When I was little, I had an imaginary friend. His name was John Balcony. I honestly don't remember much about John Balcony, but I remember believing him to be real for a short period of time.
We had just made a big move from Buffalo, New York to Coventry, Connecticut. I was probably three years old at the time. I remember bits and pieces of the house in Buffalo. Apparently, my parent's bedroom had a balcony off of it that we were forbidden from because it was on the second floor. Also, one of the neighbor's kids that my brother played with was named John. I must have filtered that into John Balcony.
Once we were living in Coventry, my imaginary friend started taking shape. I would give long stories at the dinner table about John and his seven sisters. Each story grew more graphic than the one before. Soon, John's seven sisters started trying to kill him. The sisters started with just their finger nails, but went on to bigger and better things. Eventually, John was killed by his sisters with a machine gun. Ha-ha-ha, Fancy is such a funny little girl. Where does she get her imagination from?

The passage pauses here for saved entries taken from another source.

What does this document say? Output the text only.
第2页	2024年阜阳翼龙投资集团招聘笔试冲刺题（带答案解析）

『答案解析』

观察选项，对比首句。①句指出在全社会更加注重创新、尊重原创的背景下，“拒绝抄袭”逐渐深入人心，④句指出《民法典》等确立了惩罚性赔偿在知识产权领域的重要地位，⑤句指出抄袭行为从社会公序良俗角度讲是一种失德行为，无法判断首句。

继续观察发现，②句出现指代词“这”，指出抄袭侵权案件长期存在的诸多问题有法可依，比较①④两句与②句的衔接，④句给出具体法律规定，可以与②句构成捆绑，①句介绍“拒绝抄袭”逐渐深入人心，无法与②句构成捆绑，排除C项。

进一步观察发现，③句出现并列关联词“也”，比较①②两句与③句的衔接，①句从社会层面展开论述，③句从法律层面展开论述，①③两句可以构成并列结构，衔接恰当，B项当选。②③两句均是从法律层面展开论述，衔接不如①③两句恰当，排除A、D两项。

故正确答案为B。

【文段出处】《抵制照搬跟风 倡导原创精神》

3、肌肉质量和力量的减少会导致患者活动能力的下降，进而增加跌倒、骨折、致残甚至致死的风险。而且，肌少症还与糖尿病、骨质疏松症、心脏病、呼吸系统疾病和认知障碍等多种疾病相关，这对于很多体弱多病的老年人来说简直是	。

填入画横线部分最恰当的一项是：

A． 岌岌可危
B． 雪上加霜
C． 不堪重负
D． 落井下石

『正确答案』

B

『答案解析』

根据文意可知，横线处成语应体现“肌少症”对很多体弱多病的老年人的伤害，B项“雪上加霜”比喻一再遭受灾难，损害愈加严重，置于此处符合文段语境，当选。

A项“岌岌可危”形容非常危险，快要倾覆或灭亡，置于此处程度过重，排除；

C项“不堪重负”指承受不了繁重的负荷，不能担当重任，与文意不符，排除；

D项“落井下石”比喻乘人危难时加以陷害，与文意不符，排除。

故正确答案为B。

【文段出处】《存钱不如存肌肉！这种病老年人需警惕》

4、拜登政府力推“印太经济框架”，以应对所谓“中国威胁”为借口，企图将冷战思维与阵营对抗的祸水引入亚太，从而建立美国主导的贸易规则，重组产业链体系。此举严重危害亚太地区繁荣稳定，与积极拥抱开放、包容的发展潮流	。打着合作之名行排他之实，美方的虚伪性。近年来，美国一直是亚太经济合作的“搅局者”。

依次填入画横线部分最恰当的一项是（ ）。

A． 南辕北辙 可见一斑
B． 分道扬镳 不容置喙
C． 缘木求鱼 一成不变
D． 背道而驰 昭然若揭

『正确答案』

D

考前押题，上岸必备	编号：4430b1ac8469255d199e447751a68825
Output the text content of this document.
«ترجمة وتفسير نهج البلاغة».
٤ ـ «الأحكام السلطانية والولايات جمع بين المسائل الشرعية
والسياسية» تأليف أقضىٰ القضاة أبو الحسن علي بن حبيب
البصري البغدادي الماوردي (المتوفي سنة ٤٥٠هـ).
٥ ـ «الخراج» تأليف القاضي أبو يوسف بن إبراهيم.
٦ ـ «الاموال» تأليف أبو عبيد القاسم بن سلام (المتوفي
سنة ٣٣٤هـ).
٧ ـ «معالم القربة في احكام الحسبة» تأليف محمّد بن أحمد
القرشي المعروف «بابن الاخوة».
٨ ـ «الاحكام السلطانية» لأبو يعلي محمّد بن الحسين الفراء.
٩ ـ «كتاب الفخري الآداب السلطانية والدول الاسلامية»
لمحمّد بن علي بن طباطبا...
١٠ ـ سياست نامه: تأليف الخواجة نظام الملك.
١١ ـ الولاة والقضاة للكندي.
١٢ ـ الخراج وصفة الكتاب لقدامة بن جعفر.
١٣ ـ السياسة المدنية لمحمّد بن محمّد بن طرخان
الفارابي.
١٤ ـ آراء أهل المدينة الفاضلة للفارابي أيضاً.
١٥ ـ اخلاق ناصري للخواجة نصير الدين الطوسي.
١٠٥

Around the same time, I've been told that I was also drawing scary pictures. While other children my age were drawing pictures of their house with a big lemon sun in the corner, their family linked in hands out front like you would think a normal child would do, I was drawing pictures of big buildings on fire with people hanging out the windows screaming. I was too young to have the people hanging out the windows screaming, "help me"; but you would think someone would have gotten the picture.
As a side note: when it is it ever appropriate dinner conversation for a child to talk about their imaginary friend's sisters ripping his face off with their finger nails? And why would this be considered amusing? Also, I never tortured any animals, nor did I become a serial killer.